Jim Gray, Philosopher King of Skateboarding
I’ve known Jim Gray for something like seven years. He was this guy that I met at the Oregon Trifecta. I saw him ripping up Lincoln City and talking the whole time he skated. Then, I ran into him at a restaurant and we had this really wonderful conversation about skatepark design. After that, I’ve always thought of Jim as a kindred soul and there are a lot of folks who do.
Jim has theories. At first, you tend to be skeptical, but the more he talks and the more you think about it. You end up figuring that “Jim Gray guy” has really got something there.
Jim was a pro skater in the 80’s.
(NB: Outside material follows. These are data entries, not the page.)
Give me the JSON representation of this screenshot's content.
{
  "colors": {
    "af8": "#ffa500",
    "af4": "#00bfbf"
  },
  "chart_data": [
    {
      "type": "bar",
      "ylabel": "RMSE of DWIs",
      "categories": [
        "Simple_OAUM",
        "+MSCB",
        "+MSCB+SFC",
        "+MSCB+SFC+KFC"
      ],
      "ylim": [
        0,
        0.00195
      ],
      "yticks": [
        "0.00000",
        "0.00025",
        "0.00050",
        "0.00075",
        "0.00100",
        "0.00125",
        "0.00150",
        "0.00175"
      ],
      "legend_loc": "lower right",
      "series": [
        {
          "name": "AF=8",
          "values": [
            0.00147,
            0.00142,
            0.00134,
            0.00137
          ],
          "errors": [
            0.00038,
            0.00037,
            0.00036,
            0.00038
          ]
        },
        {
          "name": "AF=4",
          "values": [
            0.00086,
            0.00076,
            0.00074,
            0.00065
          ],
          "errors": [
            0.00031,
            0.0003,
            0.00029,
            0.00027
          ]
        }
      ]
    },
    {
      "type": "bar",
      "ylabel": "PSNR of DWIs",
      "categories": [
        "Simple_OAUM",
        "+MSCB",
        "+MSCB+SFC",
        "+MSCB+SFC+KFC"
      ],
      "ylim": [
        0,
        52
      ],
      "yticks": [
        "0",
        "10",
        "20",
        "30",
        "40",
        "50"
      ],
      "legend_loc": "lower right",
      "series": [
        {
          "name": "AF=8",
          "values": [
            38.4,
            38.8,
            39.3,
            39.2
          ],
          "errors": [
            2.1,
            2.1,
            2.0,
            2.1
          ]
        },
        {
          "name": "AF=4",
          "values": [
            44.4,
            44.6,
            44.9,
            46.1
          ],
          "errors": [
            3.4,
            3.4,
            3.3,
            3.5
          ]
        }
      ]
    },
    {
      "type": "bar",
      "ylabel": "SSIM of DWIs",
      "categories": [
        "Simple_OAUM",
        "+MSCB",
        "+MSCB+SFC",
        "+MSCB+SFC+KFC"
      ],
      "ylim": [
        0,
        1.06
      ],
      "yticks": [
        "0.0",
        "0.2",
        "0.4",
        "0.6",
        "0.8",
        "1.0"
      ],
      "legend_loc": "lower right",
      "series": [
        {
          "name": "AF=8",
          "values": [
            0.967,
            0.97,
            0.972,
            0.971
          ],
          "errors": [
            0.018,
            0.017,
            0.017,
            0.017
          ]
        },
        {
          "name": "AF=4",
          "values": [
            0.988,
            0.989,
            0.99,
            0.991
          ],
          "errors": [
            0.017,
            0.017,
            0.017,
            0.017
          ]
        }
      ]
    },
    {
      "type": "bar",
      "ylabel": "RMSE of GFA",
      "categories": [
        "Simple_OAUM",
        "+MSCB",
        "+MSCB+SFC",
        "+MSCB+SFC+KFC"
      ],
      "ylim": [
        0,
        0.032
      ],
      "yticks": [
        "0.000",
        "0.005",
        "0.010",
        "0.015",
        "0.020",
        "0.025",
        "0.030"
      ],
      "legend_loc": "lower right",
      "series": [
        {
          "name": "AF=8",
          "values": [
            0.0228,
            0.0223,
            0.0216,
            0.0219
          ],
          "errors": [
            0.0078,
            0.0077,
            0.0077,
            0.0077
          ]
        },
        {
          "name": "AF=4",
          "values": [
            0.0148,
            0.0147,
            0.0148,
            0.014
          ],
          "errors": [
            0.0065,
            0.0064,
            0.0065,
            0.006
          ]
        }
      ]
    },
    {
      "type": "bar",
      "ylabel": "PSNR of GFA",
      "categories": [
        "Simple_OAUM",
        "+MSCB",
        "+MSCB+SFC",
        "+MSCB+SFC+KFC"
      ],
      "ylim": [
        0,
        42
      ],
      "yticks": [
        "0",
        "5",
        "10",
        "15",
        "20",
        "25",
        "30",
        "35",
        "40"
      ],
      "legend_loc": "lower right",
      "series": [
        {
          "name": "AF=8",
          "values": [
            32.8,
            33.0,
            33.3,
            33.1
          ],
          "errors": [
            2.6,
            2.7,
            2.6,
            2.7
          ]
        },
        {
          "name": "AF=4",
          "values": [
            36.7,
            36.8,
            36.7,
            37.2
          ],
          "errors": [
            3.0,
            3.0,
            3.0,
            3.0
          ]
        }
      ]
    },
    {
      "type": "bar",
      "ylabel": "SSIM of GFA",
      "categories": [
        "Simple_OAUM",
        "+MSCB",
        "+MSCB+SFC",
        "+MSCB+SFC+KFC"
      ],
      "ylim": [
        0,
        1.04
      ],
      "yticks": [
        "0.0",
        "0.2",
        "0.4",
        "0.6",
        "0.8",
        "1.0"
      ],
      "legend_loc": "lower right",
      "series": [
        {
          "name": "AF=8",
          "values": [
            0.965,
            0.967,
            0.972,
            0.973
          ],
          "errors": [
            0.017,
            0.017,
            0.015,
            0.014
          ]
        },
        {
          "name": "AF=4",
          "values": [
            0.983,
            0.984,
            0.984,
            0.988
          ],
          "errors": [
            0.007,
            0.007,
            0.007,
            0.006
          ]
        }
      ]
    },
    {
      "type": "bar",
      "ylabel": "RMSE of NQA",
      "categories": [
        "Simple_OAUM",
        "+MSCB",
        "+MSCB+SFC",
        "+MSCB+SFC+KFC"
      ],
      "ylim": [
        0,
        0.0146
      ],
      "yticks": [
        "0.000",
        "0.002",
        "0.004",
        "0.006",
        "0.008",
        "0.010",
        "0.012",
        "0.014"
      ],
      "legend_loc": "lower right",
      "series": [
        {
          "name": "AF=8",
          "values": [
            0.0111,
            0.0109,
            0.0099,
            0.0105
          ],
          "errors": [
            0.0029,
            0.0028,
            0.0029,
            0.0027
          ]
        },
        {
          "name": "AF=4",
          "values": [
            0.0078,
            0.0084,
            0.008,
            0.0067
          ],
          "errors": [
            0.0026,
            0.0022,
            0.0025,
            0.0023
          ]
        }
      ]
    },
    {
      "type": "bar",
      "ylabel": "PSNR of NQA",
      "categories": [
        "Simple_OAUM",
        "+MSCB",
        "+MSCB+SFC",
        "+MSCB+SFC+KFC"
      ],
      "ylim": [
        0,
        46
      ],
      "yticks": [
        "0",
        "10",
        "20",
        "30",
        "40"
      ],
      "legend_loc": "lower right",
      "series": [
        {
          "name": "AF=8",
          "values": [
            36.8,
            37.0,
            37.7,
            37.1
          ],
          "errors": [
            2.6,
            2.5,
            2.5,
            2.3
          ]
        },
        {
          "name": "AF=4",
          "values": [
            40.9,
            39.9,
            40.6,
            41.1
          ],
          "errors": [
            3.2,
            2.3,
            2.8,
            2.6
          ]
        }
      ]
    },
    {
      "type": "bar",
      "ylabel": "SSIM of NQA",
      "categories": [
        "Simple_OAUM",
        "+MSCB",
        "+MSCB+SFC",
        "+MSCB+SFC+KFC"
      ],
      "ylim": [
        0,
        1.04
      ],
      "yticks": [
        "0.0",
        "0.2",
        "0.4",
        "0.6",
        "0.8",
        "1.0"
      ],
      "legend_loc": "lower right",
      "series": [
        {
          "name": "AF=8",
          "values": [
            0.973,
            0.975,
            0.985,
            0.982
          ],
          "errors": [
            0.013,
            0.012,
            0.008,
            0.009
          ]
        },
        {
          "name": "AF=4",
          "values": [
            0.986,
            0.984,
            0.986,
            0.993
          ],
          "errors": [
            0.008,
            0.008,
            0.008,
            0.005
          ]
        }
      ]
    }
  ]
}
We saw a picture of him at the original Upland skatepark in the pipe past three quarters, that kind of skater. And then he ran Acme and Scarecrow skateboards for years, really legendary wood. They’re great decks if you ever chance to find one. My friend, Amelia Brodka, rode for Scarecrow for a few years. Now, he runs Inkgenda, making stickers for just about everyone.
On our most recent visit to see Jim, Amelia and I talked about where we’d just skated which included the Berrics and Baldy Pipeline. We talked about skateboard wheels and the Orange County Skateboard League, an organization that Jim helped to start.
Jim had a couple friends hanging out, skating. They were from Texas, Jake Kirby and Heath Cherryhomes. They told great stories about where they’d skated. And when we mentioned that we’d been skated with a guy from Houston, where Heath is from, he asked who it was. And, of course, Heath had skated with our young friend. Sometimes everything comes around like that.
The thing about Jim is that he’s a great guy. Being around him makes you feel better about life and always makes you want to head out skateboarding again. I guess everyone needs someone like Jim who finds the light in everything and most everyone.